Реалити-шоу под названием «Массовый террор» показывали французам ежедневно в течение двух лет. Практичные парижанки уже брали с собой на очередной спектакль вязание, а их мужья - сыновей, чтобы «преподать им урок добродетельного поведения». С каждым днём зрелище становилось всё более и более театрализованным. Публика свистела, аплодировала, кричала «браво!», обсуждала «игру» одноразовых актёров, тиражировала для потомков их финальные реплики - королевы Марии-Антуанетты, наступившей на ногу палачу («Прошу прощения, месье, я не нарочно»), Шарлотты Корде и аббата Шарля Франсуа о гильотине («Какая интересная конструкция», «Отличное средство от мигрени»). А главное, смеялась. Смеялась над удачными остротами жертв и над собственными шутками.
Так гильотина родила гиньоль, театр ужаса, где злодеяния доведены до той степени гротеска и кича, когда уже и страшно, и одновременно смешно.
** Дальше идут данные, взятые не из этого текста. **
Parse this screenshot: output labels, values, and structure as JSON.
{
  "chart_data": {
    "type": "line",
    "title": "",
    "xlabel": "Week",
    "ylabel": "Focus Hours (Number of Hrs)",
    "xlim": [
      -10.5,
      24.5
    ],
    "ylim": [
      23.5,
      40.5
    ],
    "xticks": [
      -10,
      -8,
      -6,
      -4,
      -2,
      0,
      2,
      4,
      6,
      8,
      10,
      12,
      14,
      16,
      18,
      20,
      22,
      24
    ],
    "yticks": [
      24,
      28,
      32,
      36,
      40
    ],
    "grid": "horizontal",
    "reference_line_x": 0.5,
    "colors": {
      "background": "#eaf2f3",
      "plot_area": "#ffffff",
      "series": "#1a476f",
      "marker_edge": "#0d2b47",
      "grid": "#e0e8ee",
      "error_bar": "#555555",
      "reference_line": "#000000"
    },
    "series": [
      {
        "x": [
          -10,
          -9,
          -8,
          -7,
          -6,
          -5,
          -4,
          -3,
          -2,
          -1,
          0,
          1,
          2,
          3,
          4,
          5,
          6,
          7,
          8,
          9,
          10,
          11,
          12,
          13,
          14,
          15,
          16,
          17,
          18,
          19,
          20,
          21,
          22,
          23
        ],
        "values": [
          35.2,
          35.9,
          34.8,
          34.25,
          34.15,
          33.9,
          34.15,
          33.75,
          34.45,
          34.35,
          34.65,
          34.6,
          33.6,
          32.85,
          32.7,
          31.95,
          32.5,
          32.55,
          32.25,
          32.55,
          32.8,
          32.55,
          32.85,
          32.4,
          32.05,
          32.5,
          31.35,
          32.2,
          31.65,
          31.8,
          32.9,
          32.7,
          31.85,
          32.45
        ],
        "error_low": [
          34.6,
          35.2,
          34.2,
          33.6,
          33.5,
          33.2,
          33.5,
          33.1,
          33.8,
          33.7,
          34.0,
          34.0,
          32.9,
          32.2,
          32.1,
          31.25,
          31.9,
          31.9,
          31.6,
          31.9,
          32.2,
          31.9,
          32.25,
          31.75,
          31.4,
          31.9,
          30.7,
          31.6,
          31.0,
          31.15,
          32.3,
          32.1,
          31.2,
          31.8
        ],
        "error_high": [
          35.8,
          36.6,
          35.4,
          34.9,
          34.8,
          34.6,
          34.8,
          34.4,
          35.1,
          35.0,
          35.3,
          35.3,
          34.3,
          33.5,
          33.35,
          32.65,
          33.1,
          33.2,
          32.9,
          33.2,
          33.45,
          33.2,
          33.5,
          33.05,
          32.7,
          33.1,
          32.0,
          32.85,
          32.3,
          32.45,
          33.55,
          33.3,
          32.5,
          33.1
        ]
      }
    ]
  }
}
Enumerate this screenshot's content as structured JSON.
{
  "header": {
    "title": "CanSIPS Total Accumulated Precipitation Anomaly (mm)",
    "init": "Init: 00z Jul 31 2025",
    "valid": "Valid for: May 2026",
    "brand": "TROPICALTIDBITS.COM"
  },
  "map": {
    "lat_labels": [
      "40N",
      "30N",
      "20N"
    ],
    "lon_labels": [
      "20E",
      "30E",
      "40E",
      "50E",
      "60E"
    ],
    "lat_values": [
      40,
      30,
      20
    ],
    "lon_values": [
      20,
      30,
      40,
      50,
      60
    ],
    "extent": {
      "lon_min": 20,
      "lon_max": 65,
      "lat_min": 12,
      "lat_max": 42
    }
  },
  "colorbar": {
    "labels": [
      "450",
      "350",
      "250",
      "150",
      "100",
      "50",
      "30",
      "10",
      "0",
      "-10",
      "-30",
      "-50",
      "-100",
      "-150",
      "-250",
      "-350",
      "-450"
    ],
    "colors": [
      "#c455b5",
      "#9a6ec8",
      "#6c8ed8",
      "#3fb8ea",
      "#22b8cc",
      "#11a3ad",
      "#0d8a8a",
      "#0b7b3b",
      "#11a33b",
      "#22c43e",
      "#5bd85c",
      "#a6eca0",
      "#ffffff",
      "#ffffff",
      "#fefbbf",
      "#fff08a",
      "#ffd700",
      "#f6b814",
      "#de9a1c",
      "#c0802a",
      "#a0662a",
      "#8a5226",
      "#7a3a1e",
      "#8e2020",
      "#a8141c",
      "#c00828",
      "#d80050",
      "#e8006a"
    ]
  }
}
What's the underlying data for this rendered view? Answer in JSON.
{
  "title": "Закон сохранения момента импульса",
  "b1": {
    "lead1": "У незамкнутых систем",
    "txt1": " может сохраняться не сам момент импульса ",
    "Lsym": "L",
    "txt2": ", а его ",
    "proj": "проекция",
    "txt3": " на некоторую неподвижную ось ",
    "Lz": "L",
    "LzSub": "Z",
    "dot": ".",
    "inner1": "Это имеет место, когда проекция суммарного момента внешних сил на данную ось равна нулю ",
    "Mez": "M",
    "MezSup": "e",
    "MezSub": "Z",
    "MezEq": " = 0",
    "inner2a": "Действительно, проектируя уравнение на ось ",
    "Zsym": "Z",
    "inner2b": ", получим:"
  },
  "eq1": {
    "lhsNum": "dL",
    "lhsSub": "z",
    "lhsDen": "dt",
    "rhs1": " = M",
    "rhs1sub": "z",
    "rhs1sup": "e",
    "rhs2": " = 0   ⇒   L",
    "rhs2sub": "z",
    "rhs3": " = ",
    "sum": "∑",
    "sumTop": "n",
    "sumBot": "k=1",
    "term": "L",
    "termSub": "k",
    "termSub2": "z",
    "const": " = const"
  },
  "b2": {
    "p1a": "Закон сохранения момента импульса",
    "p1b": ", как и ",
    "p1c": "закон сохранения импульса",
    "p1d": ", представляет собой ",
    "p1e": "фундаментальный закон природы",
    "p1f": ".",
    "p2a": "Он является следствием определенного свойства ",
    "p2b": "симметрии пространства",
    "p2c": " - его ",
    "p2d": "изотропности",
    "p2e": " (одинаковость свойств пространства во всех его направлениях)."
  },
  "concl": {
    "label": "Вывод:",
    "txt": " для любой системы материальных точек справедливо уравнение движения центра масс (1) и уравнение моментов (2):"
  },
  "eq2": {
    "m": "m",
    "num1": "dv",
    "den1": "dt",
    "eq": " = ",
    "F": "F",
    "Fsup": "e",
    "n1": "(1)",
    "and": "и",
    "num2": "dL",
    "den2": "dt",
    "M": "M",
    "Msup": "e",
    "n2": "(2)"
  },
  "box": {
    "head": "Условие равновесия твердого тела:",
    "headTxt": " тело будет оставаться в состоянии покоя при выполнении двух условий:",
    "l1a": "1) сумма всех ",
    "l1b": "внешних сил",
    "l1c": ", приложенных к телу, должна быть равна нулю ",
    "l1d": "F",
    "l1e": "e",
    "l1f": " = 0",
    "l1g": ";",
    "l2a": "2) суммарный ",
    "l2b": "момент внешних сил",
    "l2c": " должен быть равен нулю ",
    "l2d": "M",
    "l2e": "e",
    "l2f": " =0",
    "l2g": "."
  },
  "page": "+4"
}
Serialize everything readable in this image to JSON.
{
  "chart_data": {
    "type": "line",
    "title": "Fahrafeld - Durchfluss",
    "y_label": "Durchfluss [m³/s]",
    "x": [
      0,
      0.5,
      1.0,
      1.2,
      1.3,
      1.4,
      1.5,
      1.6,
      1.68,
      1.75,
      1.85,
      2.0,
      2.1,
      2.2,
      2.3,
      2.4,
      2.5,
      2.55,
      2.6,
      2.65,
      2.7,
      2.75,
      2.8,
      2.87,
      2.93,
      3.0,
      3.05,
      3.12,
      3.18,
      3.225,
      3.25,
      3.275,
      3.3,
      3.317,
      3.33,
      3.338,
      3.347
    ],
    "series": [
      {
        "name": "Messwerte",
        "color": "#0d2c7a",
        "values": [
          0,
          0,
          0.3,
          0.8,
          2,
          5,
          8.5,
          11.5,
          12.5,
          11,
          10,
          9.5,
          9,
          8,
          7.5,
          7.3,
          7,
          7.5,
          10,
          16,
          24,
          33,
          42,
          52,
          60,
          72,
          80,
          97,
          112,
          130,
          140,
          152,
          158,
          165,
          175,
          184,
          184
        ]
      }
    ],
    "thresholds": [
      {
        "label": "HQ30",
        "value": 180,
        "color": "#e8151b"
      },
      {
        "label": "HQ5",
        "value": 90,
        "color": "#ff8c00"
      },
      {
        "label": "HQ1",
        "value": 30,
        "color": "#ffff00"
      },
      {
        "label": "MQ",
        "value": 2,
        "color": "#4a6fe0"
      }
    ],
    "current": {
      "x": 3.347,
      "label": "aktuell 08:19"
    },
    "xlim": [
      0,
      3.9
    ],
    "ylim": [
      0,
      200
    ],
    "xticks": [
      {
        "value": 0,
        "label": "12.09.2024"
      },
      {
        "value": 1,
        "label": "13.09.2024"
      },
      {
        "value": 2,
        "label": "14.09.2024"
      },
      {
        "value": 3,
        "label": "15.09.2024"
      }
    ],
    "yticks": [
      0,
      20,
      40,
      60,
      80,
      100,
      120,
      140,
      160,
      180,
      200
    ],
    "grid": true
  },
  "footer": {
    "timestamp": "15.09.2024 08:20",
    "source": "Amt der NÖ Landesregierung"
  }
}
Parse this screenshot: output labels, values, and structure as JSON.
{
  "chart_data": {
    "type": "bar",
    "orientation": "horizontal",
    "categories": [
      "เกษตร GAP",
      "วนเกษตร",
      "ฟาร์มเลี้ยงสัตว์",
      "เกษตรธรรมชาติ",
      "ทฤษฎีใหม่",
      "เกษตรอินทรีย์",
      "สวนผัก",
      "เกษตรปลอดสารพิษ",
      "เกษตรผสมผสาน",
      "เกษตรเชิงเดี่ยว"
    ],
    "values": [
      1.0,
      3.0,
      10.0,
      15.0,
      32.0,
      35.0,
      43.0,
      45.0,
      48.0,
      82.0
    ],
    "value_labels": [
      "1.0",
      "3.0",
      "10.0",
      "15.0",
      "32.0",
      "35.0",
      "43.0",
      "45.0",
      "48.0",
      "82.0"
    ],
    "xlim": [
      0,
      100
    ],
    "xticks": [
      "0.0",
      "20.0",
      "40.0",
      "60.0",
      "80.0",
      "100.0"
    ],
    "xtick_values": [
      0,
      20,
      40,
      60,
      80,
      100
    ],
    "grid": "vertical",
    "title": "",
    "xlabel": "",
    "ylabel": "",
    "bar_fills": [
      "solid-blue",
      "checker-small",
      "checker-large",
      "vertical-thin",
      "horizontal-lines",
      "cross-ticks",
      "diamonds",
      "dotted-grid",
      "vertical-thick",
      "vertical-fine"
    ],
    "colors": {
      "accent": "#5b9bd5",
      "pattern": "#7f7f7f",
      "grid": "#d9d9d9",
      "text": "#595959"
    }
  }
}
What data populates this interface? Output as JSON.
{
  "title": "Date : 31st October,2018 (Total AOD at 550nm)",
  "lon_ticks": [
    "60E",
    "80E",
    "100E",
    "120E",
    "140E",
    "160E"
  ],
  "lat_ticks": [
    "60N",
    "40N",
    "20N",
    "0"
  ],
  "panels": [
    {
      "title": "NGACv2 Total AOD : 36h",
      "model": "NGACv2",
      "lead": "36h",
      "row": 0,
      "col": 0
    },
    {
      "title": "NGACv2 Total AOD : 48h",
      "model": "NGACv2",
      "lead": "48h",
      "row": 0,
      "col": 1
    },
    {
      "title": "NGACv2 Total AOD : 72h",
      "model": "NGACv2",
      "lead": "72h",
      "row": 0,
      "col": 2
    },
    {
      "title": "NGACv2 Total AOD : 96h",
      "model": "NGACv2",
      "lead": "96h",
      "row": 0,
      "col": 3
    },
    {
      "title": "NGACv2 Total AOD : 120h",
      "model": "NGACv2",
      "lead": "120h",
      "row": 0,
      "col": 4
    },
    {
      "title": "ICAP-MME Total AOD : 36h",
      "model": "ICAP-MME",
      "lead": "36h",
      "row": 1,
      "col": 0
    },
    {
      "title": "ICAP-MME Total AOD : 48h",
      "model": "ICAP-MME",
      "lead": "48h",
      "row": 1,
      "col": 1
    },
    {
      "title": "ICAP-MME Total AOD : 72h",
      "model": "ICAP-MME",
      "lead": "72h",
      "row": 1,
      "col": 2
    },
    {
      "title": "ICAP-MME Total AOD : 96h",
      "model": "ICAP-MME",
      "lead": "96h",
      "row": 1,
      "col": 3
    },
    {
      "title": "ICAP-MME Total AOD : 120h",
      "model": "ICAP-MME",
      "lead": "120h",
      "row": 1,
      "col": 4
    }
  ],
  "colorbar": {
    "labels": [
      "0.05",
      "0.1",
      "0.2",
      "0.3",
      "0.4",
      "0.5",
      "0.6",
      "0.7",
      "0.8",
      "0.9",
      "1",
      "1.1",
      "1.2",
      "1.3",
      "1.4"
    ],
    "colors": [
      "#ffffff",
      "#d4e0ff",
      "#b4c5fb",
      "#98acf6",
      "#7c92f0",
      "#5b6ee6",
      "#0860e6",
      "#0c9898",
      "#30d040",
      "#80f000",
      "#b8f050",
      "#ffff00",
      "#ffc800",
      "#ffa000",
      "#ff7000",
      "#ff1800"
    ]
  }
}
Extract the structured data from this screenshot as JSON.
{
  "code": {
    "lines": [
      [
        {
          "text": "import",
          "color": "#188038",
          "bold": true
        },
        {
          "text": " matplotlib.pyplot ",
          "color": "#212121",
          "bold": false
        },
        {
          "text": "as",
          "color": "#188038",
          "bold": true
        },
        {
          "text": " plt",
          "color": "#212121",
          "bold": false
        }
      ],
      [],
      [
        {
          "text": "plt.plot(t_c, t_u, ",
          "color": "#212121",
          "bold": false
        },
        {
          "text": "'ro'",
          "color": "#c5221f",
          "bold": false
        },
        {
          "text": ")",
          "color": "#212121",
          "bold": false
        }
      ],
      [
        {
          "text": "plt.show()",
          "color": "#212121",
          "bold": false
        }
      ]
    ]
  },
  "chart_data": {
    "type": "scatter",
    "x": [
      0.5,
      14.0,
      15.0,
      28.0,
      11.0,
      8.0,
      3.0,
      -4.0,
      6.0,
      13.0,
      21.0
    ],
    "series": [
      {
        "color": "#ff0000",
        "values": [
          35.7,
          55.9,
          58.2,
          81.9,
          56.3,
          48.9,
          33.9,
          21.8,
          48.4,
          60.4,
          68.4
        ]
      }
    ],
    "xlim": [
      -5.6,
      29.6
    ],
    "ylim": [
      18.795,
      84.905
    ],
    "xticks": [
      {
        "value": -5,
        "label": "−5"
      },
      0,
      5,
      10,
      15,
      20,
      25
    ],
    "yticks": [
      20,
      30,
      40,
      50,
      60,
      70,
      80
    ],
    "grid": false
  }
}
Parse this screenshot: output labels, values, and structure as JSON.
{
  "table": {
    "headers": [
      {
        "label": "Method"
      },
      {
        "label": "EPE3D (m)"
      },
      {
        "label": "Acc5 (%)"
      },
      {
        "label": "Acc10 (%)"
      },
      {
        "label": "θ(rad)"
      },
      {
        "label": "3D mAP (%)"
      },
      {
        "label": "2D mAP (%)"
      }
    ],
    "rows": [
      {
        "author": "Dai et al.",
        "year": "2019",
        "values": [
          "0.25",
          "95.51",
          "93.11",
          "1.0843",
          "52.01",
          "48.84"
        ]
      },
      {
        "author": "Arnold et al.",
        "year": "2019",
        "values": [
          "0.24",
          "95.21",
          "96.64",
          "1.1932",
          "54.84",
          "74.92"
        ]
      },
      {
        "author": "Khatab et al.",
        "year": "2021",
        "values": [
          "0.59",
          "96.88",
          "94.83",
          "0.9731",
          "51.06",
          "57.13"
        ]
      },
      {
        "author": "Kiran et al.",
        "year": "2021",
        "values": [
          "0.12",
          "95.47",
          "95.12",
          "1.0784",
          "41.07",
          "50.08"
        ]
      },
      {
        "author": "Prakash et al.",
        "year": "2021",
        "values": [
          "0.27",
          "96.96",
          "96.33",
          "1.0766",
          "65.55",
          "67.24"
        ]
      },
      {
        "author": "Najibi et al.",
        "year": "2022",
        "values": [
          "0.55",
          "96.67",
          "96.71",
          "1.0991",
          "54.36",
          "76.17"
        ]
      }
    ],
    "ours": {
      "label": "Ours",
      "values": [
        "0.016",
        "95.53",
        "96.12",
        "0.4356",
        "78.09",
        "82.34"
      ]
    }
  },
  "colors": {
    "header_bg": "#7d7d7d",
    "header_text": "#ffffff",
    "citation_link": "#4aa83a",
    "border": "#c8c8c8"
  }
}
Сначала от реалити-шоу отпочковался кукольный балаган, в котором друг друга терзали марионетки, а в 1897 году открылся собственно театр «Гран-Гиньоль». Его создатель Оскар Метенье в бытность свою полицейским комиссаром сопровождал смертников. Литераторы и журналисты клянчили у него приглашения на казнь, которые позволяли находиться возле Вдовы, а не за оцеплением, откуда было плохо видно. Владелец одного из первых туристических агентств, приятель Метенье, молниеносно разбогател, включив в экскурсионное меню «посещение обезглавливания». Наконец однажды комиссара осенило, и скоро в купленной им готической часовенке в тупике Шапталь начало твориться такое, что украинский нетопырь Вий показался бы гоголевскому бурсаку милягой Шреком. На сцене стонали актёры, истязаемые всеми известными человечеству способами, за решётками специальных лож стонали пары, занятые любовью, по рядам пробирался к очередному, закошмаренному до обморока зрителю дежурный врач, и всё это ещё не называлось хоррором, но уже было им. Так гильотина вошла в искусство.